Silvina and her mother visited María Helena in jail. At first they’d been afraid that the other inmates would attack her, but no, they treated her remarkably well. “It’s because I talk with the girls here. I tell them that we women have always been burned—they burned us for four centuries! The girls can’t believe it, they didn’t know anything about the witch trials, isn’t it incredible? Education in this country has gone to shit. But they’re interested, they want to learn.”

“What do they want to learn?” asked Silvina.

“Well, they want to know when the bonfires are going to stop.”

“And when are they going to stop?”

“Oh, what do I know, child. If I had my way they’d never stop!”

The jail’s visiting room was a big open hall with many tables, each with three chairs: one for the prisoner, two for visitors. María Helena spoke in a low voice. She didn’t trust the guards.

“Some girls say they’re going to stop when they reach the number of witches hunted during the Inquisition.”

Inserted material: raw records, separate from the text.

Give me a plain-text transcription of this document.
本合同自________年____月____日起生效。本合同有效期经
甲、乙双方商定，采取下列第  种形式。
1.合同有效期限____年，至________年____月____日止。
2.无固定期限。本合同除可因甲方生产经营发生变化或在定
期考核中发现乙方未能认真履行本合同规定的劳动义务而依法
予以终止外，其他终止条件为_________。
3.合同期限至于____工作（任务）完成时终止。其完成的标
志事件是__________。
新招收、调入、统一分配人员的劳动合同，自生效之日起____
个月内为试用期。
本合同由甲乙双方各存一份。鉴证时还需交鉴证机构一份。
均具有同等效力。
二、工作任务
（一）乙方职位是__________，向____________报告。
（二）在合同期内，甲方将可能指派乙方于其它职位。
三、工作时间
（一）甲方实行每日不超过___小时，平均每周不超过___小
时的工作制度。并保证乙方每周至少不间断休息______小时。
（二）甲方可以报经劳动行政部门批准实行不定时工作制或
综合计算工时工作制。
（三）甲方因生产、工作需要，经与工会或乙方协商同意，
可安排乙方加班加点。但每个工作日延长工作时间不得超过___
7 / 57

“That’s a lot,” said Silvina.

“It depends,” interrupted her mother. “Some historians say it was hundreds of thousands, others only forty thousand.”

“Forty thousand is a lot,” murmured Silvina.

“Over four centuries it’s not that many,” her mother said.

“There weren’t many people in Europe six centuries ago, Mom.”

Silvina felt the fury fill her eyes with tears. María Helena opened her mouth and said something else but Silvina didn’t hear it, and her mother went on and the two women conversed in the sickly light of the prison visitors’ room and Silvina heard only how the two of them were too old, they wouldn’t survive a Burn, the infection would carry them off in a second. But Silvinita, oh, when Silvina burned it would be beautiful, she’d be a true flower of fire.